Diamond is harder than CBN, but CBN is a far better conductor of heat than diamond so in moderation, it can be used dry without overheating the steel.

Don't use soft sticky stuff on either, it will gum your wheel up.
Tormek should be the experts, not me, but I wouldn't put aluminium to either wheel. TBH, I wouldn't buy a CBN wheel to sharpen carbon steel. These wheels are hard and they cut cleanest on materials that are also hard, just not AS hard.
I have been using CBN wheels on my tools (chisels, gouges, plane irons; both HSS & tool steel) without any issues. I am sure all my tool steel is above 45 Rockwell C scale hardness. See below:

0001 CBN x METALS.JPG
 
I made my own gouge sharpening jig, using a template from the internet. Works fine.
I know this is a fairly old thread, but..
Having made something functionally similar, I'm looking for advice on how to set this up. There are four variables, as I see it: the length of gouge protruding through the jig, the angle of the "stick" to the jig, the position of the sliding bar support, and the length of the stick (granted - this ceases to be a variable at some point in the build process). How do I go about finding a configuration that works for my gouge? Is it just trial and error? I do hope not..
 
Basically, yes it is. When you get it right glue or screw a little stop block on the base of your grinder (or edge of shelf, anywhere convenient) so you get exactly the same protrusion every time you grind. Asssuming you alter nothing anywhere else you'll grind perfectly in one pass. You can use different stops for different gouges. I use Sorby 447s and it takes about 20 seconds to put a perfect grind on a spindle gouge, and wastes not much more than a few thou of steel.
 
I know this is a fairly old thread, but..
Having made something functionally similar, I'm looking for advice on how to set this up. There are four variables, as I see it: the length of gouge protruding through the jig, the angle of the "stick" to the jig, the position of the sliding bar support, and the length of the stick (granted - this ceases to be a variable at some point in the build process). How do I go about finding a configuration that works for my gouge? Is it just trial and error? I do hope not..
Yes, you have got it right, there are 4 variables.

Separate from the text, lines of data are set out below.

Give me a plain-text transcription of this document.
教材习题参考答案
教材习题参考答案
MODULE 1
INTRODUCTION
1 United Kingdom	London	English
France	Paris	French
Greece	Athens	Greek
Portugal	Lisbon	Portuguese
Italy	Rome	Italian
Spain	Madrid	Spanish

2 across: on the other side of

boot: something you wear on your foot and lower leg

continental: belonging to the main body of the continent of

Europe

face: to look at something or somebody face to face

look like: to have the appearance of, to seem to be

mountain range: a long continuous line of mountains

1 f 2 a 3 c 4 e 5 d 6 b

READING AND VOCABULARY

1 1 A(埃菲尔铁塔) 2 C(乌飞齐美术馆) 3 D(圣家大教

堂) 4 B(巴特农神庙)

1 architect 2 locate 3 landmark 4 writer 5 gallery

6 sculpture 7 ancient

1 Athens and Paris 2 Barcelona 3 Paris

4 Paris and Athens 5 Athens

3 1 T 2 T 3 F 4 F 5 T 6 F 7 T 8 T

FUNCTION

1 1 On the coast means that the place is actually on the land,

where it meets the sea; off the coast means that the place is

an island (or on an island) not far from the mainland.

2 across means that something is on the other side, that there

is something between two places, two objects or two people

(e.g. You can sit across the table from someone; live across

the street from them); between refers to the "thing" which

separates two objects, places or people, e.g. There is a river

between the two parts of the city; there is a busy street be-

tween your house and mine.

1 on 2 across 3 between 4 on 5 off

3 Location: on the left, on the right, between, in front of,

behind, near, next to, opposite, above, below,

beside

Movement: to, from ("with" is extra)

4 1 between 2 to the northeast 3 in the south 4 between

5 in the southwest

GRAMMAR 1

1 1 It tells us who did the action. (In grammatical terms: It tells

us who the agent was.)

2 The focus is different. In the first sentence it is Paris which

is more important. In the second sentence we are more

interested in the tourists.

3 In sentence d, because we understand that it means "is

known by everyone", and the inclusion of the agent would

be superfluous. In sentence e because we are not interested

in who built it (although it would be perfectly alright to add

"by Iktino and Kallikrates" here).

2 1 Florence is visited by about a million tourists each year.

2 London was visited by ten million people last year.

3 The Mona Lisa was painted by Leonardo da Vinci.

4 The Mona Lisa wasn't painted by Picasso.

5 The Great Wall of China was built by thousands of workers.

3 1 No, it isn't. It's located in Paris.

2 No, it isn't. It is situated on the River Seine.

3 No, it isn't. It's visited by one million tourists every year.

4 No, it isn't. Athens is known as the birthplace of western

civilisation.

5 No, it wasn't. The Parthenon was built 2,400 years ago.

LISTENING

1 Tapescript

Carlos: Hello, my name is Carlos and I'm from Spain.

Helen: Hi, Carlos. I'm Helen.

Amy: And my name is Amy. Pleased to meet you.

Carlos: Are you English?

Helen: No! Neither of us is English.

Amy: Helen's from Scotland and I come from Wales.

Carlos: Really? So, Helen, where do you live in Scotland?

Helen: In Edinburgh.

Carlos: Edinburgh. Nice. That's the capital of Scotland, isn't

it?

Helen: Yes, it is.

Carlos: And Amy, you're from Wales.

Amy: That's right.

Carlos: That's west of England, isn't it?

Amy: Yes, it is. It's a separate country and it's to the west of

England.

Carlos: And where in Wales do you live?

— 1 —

Unless you know what you want the end result to look like, stick to the angle already ground on the gouge.
Some set ups eg Sorby, Tormek etc. have a fixed distance between the jig & the wheel/belt.
Perhaps this Tormek guide will help.
 

Attachments

  • Tormek - Gouge Jig SVD-186.pdf
    6.2 MB
Yes, you have got it right, there are 4 variables. Unless you know what you want the end result to look like, stick to the angle already ground on the gouge.
Some set ups eg Sorby, Tormek etc. have a fixed distance between the jig & the wheel/belt.
Perhaps this Tormek guide will help.
Thanks, although the thing I made is obviously slightly different, I will take a look at the Tormek guide, as no doubt some of the principles will still apply.